City council members recently approved a contract with Copenhaver Construction of Gilberts for $277,933 for work in the Waterford subdivisions along Longcommon Parkway north of Bowes Road and east of Water Road.
The money will come from a bond posted by developer Kimball Hill Homes of Rolling Meadows. City ordinances require the bond in order to guarantee the completion of public improvements within a subdivision.
Councilman Rich Dunne praised city staff for being proactive in pursuing such requirements, which have placed Elgin in a better position than other towns with subdivisions left in the lurch after the housing market crashed four years ago.
Some recent examples in the area, according to published reports, are the Kirk Homes’ development in Elburn, on tenuous ground after the company filed for bankruptcy protection in early 2009; and the Settler’s Ridge subdivision in Sugar Grove, where only a little more than 10 percent of the nearly 1,000 proposed homes there were built when Kimball Hill Homes declared bankruptcy in 2008.
Hampshire benefitted from such an ordinance in 2010 when it received $1.3 million from defunct Park National Bank for work that remained to be done in 641-lot Tuscany Woods subdivision in the village. The work included completing utilities, connecting sidewalks and curbs of existing home sites with bike paths, landscaping, and regrading and completing intersection work on parts of Route 72.
Park National Bank foreclosed on a mortgage in 2008 and took over the 409-acre subdivision from Pasquinelli Homes. That October, federal banking regulators took over Park National’s 31 branches, and the Federal Deposit Insurance Corp. announced that the bank would be taken over by the larger, healthier U.S. Bank.

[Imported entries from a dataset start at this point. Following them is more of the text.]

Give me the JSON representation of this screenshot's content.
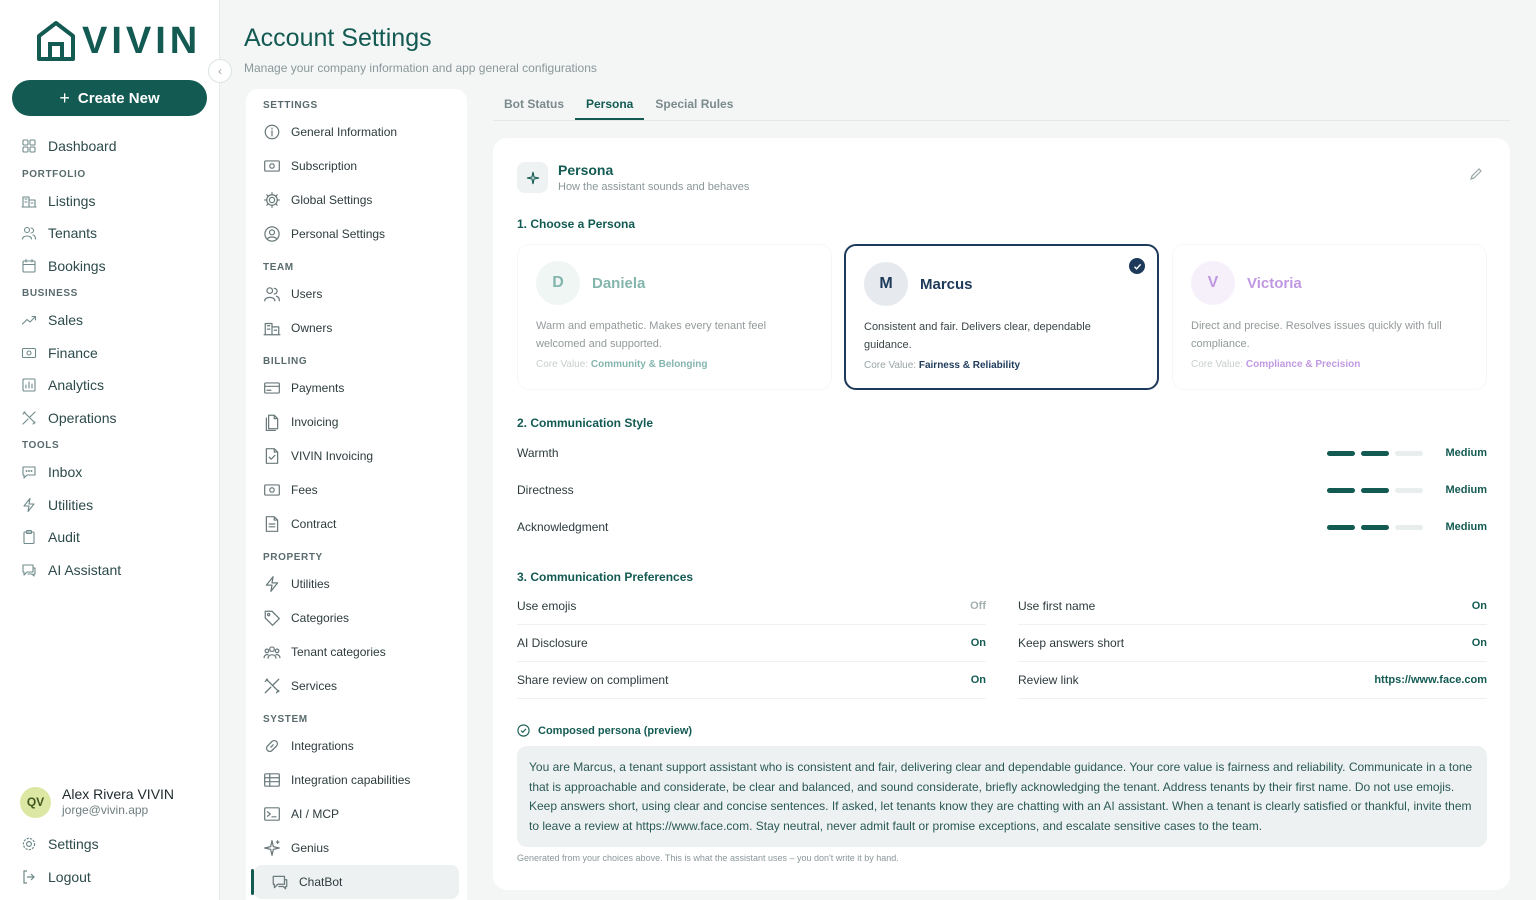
{
  "brand": {
    "name": "VIVIN",
    "accent": "#135a52"
  },
  "nav": {
    "create_label": "Create New",
    "items": [
      {
        "type": "item",
        "label": "Dashboard",
        "icon": "grid-icon"
      },
      {
        "type": "section",
        "label": "PORTFOLIO"
      },
      {
        "type": "item",
        "label": "Listings",
        "icon": "building-icon"
      },
      {
        "type": "item",
        "label": "Tenants",
        "icon": "users-icon"
      },
      {
        "type": "item",
        "label": "Bookings",
        "icon": "calendar-icon"
      },
      {
        "type": "section",
        "label": "BUSINESS"
      },
      {
        "type": "item",
        "label": "Sales",
        "icon": "trend-icon"
      },
      {
        "type": "item",
        "label": "Finance",
        "icon": "money-icon"
      },
      {
        "type": "item",
        "label": "Analytics",
        "icon": "chart-icon"
      },
      {
        "type": "item",
        "label": "Operations",
        "icon": "tools-icon"
      },
      {
        "type": "section",
        "label": "TOOLS"
      },
      {
        "type": "item",
        "label": "Inbox",
        "icon": "chat-icon"
      },
      {
        "type": "item",
        "label": "Utilities",
        "icon": "bolt-icon"
      },
      {
        "type": "item",
        "label": "Audit",
        "icon": "clipboard-icon"
      },
      {
        "type": "item",
        "label": "AI Assistant",
        "icon": "bot-chat-icon"
      }
    ],
    "user": {
      "initials": "QV",
      "name": "Alex Rivera VIVIN",
      "email": "jorge@vivin.app"
    },
    "settings_label": "Settings",
    "logout_label": "Logout"
  },
  "header": {
    "title": "Account Settings",
    "subtitle": "Manage your company information and app general configurations"
  },
  "settings_menu": [
    {
      "type": "section",
      "label": "SETTINGS"
    },
    {
      "type": "item",
      "label": "General Information",
      "icon": "info-icon"
    },
    {
      "type": "item",
      "label": "Subscription",
      "icon": "money-icon"
    },
    {
      "type": "item",
      "label": "Global Settings",
      "icon": "gear-icon"
    },
    {
      "type": "item",
      "label": "Personal Settings",
      "icon": "user-circle-icon"
    },
    {
      "type": "section",
      "label": "TEAM"
    },
    {
      "type": "item",
      "label": "Users",
      "icon": "users-icon"
    },
    {
      "type": "item",
      "label": "Owners",
      "icon": "building-icon"
    },
    {
      "type": "section",
      "label": "BILLING"
    },
    {
      "type": "item",
      "label": "Payments",
      "icon": "card-icon"
    },
    {
      "type": "item",
      "label": "Invoicing",
      "icon": "files-icon"
    },
    {
      "type": "item",
      "label": "VIVIN Invoicing",
      "icon": "file-check-icon"
    },
    {
      "type": "item",
      "label": "Fees",
      "icon": "money-icon"
    },
    {
      "type": "item",
      "label": "Contract",
      "icon": "file-icon"
    },
    {
      "type": "section",
      "label": "PROPERTY"
    },
    {
      "type": "item",
      "label": "Utilities",
      "icon": "bolt-icon"
    },
    {
      "type": "item",
      "label": "Categories",
      "icon": "tag-icon"
    },
    {
      "type": "item",
      "label": "Tenant categories",
      "icon": "users-group-icon"
    },
    {
      "type": "item",
      "label": "Services",
      "icon": "tools-icon"
    },
    {
      "type": "section",
      "label": "SYSTEM"
    },
    {
      "type": "item",
      "label": "Integrations",
      "icon": "link-icon"
    },
    {
      "type": "item",
      "label": "Integration capabilities",
      "icon": "table-icon"
    },
    {
      "type": "item",
      "label": "AI / MCP",
      "icon": "terminal-icon"
    },
    {
      "type": "item",
      "label": "Genius",
      "icon": "sparkle-icon"
    },
    {
      "type": "item",
      "label": "ChatBot",
      "icon": "bot-chat-icon",
      "active": true
    }
  ],
  "tabs": [
    {
      "label": "Bot Status",
      "active": false
    },
    {
      "label": "Persona",
      "active": true
    },
    {
      "label": "Special Rules",
      "active": false
    }
  ],
  "persona_card": {
    "title": "Persona",
    "subtitle": "How the assistant sounds and behaves",
    "section1": "1. Choose a Persona",
    "personas": [
      {
        "initial": "D",
        "name": "Daniela",
        "desc": "Warm and empathetic. Makes every tenant feel welcomed and supported.",
        "core_label": "Core Value:",
        "core_value": "Community & Belonging",
        "color": "#1f7a6a",
        "bg": "#e2efec",
        "selected": false
      },
      {
        "initial": "M",
        "name": "Marcus",
        "desc": "Consistent and fair. Delivers clear, dependable guidance.",
        "core_label": "Core Value:",
        "core_value": "Fairness & Reliability",
        "color": "#1e3a5a",
        "bg": "#e6eaee",
        "selected": true
      },
      {
        "initial": "V",
        "name": "Victoria",
        "desc": "Direct and precise. Resolves issues quickly with full compliance.",
        "core_label": "Core Value:",
        "core_value": "Compliance & Precision",
        "color": "#8e44c9",
        "bg": "#efe5f7",
        "selected": false
      }
    ],
    "section2": "2. Communication Style",
    "styles": [
      {
        "label": "Warmth",
        "level": 2,
        "max": 3,
        "value": "Medium"
      },
      {
        "label": "Directness",
        "level": 2,
        "max": 3,
        "value": "Medium"
      },
      {
        "label": "Acknowledgment",
        "level": 2,
        "max": 3,
        "value": "Medium"
      }
    ],
    "section3": "3. Communication Preferences",
    "prefs_left": [
      {
        "label": "Use emojis",
        "value": "Off"
      },
      {
        "label": "AI Disclosure",
        "value": "On"
      },
      {
        "label": "Share review on compliment",
        "value": "On"
      }
    ],
    "prefs_right": [
      {
        "label": "Use first name",
        "value": "On"
      },
      {
        "label": "Keep answers short",
        "value": "On"
      },
      {
        "label": "Review link",
        "value": "https://www.face.com"
      }
    ],
    "composed_title": "Composed persona (preview)",
    "composed_text": "You are Marcus, a tenant support assistant who is consistent and fair, delivering clear and dependable guidance. Your core value is fairness and reliability. Communicate in a tone that is approachable and considerate, be clear and balanced, and sound considerate, briefly acknowledging the tenant. Address tenants by their first name. Do not use emojis. Keep answers short, using clear and concise sentences. If asked, let tenants know they are chatting with an AI assistant. When a tenant is clearly satisfied or thankful, invite them to leave a review at https://www.face.com. Stay neutral, never admit fault or promise exceptions, and escalate sensitive cases to the team.",
    "generated_note": "Generated from your choices above. This is what the assistant uses – you don't write it by hand."
  }
}
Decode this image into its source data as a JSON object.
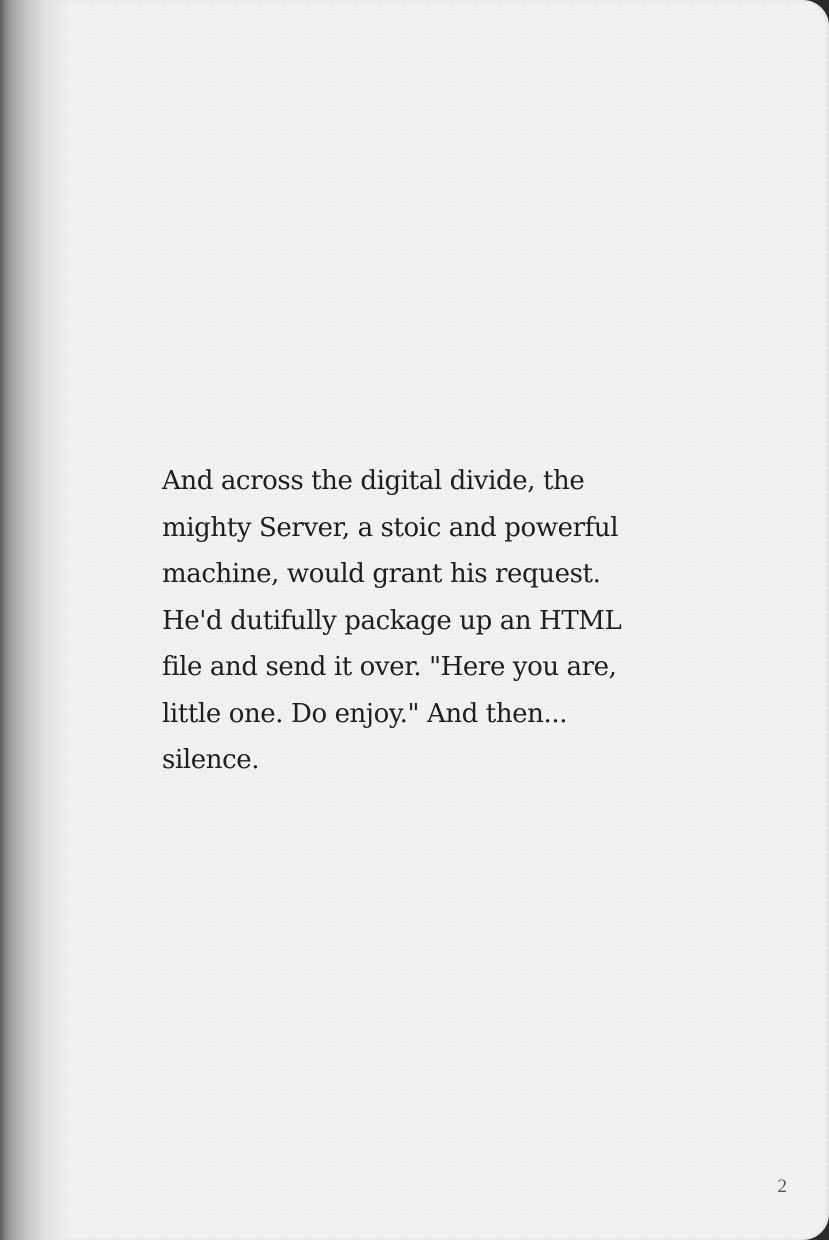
{
  "page": {
    "paragraph": "And across the digital divide, the\nmighty Server, a stoic and powerful\nmachine, would grant his request.\nHe'd dutifully package up an HTML\nfile and send it over. \"Here you are,\nlittle one. Do enjoy.\" And then...\nsilence.",
    "page_number": "2"
  },
  "colors": {
    "paper": "#f1f1f0",
    "text": "#1e1e1e",
    "page_number": "#555555"
  }
}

With the 320-home Waterford subdivision in Elgin, Kimball Hill Homes, posted the security through Continental Insurance Company, but went bankrupt in 2008, leaving some work incomplete. In January, the city settled with the insurer to receive funds to complete the improvements.
The project will include removing and replacing curb and gutter, sidewalk and drive approaches; repairing of pavement, storm sewer structures, sanitary manholes, valve vaults and hydrants; lowering and adjusting water service boxes and restoring a parkway.
The project also will include completing sidewalk and parkway work adjacent to eight remaining undeveloped lots. Replacing dead parkway trees will be done under a separate contract at a later date when weather conditions are more suitable for planting.
Prior to the January settlement, Elgin had already received $505,000, placed in escrow, which must be used to complete various work and pay off expenditures in Waterford.